Beer v. Squires

129 A. 382 | Conn. | 1925

The plaintiffs have well summarized the situation presented by this reservation in two statements, as follows: *509

1. Whether Annette's marriage was such a marriage in time or circumstance as the testator meant to refer to in subdivision (4) of the seventh clause of the will, and if so, whether the duty of the trustees is to turn over the corpus of the trust property to Annette, or whether Annette only has a life interest, involving a continuation of the trust.

2. Whether the expenses and counsel fees of these proceedings should have been thrown on the entire estate of the testator, or whether the one-fourth share of the residuum in which Annette is interested ought to bear them.

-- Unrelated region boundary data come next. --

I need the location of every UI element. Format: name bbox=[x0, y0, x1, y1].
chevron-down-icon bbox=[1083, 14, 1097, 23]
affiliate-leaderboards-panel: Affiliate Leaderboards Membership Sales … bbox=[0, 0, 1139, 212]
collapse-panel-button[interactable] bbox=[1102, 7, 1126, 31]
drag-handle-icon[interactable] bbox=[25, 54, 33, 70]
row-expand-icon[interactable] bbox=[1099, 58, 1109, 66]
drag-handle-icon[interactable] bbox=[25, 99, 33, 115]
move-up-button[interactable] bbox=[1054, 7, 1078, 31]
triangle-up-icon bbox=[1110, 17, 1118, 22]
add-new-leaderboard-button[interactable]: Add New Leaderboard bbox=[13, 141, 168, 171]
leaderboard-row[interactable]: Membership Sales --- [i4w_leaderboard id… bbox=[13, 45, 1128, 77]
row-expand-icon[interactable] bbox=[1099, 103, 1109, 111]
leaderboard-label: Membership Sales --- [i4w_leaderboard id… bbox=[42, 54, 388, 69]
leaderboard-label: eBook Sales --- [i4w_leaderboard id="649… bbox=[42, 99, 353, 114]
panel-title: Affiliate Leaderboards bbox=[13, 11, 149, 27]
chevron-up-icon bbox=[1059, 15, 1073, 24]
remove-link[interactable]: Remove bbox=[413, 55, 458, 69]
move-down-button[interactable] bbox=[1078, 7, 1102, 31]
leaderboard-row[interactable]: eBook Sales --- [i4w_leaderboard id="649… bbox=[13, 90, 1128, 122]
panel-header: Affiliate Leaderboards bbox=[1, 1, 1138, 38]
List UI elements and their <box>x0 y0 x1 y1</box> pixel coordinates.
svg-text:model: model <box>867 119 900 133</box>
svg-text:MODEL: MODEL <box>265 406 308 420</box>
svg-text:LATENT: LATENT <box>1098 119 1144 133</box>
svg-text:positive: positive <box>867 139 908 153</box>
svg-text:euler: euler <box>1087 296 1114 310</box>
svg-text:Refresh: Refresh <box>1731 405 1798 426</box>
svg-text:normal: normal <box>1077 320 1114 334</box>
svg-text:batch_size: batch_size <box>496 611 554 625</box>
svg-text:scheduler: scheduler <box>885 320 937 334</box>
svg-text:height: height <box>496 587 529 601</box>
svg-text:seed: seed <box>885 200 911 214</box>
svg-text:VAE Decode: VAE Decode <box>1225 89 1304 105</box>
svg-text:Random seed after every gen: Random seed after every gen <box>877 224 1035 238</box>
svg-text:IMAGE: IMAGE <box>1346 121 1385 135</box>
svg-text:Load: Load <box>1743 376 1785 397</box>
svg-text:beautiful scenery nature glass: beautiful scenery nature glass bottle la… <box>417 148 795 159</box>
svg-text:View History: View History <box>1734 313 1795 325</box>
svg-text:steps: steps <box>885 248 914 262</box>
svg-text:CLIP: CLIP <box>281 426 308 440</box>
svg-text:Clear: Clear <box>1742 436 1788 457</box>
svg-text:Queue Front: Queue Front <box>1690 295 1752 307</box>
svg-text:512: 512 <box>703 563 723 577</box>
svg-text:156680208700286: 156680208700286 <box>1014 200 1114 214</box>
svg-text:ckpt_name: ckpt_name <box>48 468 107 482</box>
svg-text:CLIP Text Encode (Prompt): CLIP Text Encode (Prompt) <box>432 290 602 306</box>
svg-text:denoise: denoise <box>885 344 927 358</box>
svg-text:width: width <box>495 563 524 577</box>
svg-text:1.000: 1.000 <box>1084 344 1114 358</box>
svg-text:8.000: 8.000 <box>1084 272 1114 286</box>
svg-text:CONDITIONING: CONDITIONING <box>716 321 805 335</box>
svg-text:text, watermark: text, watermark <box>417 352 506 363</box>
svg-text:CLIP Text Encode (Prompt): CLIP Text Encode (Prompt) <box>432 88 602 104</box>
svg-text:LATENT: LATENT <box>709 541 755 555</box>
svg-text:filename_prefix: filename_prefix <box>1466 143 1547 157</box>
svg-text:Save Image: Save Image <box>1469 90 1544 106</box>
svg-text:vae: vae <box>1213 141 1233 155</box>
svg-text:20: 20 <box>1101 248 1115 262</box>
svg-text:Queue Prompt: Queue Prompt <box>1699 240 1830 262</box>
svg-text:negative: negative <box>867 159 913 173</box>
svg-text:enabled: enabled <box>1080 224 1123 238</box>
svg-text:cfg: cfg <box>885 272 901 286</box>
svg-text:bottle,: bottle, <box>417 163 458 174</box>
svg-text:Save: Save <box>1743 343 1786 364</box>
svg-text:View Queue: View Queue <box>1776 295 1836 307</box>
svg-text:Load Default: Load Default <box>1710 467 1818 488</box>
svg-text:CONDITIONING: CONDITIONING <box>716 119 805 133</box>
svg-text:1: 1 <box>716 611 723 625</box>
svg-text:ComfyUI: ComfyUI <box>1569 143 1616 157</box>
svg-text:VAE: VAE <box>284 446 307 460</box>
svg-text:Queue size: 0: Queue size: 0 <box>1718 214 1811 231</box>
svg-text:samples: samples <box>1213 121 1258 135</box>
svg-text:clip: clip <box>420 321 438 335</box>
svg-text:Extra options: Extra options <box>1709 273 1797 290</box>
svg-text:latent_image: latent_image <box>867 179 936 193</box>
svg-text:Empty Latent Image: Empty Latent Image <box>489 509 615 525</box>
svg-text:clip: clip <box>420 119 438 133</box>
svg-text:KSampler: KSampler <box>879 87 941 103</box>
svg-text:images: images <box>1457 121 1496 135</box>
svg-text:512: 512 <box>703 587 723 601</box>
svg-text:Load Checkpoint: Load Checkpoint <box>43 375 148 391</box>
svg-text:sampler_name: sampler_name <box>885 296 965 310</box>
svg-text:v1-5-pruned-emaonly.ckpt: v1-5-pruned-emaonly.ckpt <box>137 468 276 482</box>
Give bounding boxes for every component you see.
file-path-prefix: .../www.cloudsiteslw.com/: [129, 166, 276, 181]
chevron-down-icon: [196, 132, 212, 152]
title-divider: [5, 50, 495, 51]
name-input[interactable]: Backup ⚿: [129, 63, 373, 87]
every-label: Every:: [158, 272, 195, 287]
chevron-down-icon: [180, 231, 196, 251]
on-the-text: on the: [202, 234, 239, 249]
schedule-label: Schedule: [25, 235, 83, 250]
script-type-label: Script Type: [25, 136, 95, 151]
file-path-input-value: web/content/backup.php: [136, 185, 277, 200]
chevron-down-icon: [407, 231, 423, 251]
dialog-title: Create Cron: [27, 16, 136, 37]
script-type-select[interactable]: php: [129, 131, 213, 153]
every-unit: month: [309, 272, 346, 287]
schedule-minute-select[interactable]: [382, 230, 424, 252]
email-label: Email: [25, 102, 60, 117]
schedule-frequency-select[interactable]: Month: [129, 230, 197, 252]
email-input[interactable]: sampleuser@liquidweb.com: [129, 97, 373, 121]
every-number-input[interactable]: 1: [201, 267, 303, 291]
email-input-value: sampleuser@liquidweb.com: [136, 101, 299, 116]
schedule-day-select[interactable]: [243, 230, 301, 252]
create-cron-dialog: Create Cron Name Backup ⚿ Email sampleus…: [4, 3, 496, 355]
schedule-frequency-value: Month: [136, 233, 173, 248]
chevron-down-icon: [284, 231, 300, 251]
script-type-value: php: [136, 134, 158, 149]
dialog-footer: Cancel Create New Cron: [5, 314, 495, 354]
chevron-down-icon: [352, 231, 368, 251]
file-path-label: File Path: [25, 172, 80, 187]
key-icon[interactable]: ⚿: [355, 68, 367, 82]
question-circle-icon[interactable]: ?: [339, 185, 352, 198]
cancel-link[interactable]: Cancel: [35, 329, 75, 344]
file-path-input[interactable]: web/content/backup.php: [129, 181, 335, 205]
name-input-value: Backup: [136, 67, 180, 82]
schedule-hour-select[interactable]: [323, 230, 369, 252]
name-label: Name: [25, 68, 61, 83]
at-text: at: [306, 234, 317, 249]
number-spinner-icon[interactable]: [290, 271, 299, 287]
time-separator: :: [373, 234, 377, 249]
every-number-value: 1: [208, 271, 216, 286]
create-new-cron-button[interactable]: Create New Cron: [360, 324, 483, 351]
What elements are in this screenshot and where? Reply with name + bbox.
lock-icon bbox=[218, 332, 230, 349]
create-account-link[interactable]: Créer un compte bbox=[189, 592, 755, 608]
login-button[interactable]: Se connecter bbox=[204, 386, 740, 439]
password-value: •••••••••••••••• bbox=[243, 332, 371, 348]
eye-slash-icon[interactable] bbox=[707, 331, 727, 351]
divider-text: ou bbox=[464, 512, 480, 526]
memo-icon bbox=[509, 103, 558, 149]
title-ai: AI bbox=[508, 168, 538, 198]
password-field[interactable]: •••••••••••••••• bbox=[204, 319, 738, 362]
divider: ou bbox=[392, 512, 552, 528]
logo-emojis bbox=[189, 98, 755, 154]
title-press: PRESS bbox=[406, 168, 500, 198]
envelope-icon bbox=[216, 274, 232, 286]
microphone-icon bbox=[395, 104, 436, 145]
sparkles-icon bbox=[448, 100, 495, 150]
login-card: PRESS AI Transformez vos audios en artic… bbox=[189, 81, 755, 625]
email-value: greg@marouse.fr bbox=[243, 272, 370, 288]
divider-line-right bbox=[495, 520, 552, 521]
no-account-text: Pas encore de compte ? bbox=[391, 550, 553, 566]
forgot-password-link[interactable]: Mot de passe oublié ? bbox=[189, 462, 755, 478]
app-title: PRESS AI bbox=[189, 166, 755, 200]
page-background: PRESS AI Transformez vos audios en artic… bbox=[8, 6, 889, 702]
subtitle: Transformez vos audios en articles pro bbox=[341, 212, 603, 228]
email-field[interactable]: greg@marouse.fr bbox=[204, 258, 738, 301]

That the controversy between Annette and the trustees should be determined by the intent of the testator, if such intent can be found in the will, is unquestioned. It is apparent that when a testator makes a will in the belief that a certain state of facts exists which he provides for, and when it later appears that the state of facts he then believed to exist did not exist, and his death occurs before he learns of the actual situation, it is inevitable that his will ordinarily does not provide specifically for the unknown state of facts. If he makes provision for a certain contingency, as for the marriage of a daughter whom he believes is unmarried, and it appears after his death that the daughter was in fact already married when he made the will, this fact could not reasonably be deemed to necessarily nullify the provision in the will which was to become operative on her marriage.

In such a case the will is to be examined to discover, if possible, whether such a prior marriage is a marriage which falls within the intent of the testator when he made the provision.

We are therefore to seek to discover in this case whether the marriage of Annette in 1899, which was unknown to her father when he made his will in 1916, *510 and when he died in 1919, could reasonably be deemed to be such a marriage as he provides in his will shall determine Annette's right to have the corpus of the trust in her favor turned over to her. What does the marriage of Annette signify as used in the will? It does not signify a marriage to any particular person, or any particular kind of a person, or a marriage adapted to any particular result, beyond the possible protection and advice incident to having a husband. That is, it is not a marriage insuring either issue, or independent support, or any type of husband. Marriage implies merely the existence of the state of being married. The will says: "In the event of the marriage of my said daughter Annette . . . then I direct that said trustees shall pay over and deliver to her the whole amount of said trust fund as soon after her marriage as may be convenient and reasonable, and upon such payment said trusts shall forever cease and determine."

The testator's intent is clear, not to make restrictions as to her marriage. His intent seems to be clear also to make all daughters, if married, stand upon an equality in sharing his estate. The provisions of clause seven disclose this.

It seems highly unreasonable to hold that the testator's intent must be confined to a subsequent marriage, in view of his total lack of restrictions as to the kind of a husband that he meant her to marry. Deeming that by the words "event of marriage" the testator meant merely the existence of a state of marriage, his intent to that effect would include the effects of a prior as well as a subsequent marriage.

We think the terms of the will disclose an intent that when Annette is found to be a person in the state of marriage, she is entitled to the corpus of the trust fund provided in the seventh clause of the will. *511

Questions one, four and six should be answered "Yes."

Question two should be answered "Yes, the whole net amount."

Questions three and five should be answered "No."

As to question seven, the expenses should be borne by the entire estate.

In this opinion the other judges concurred.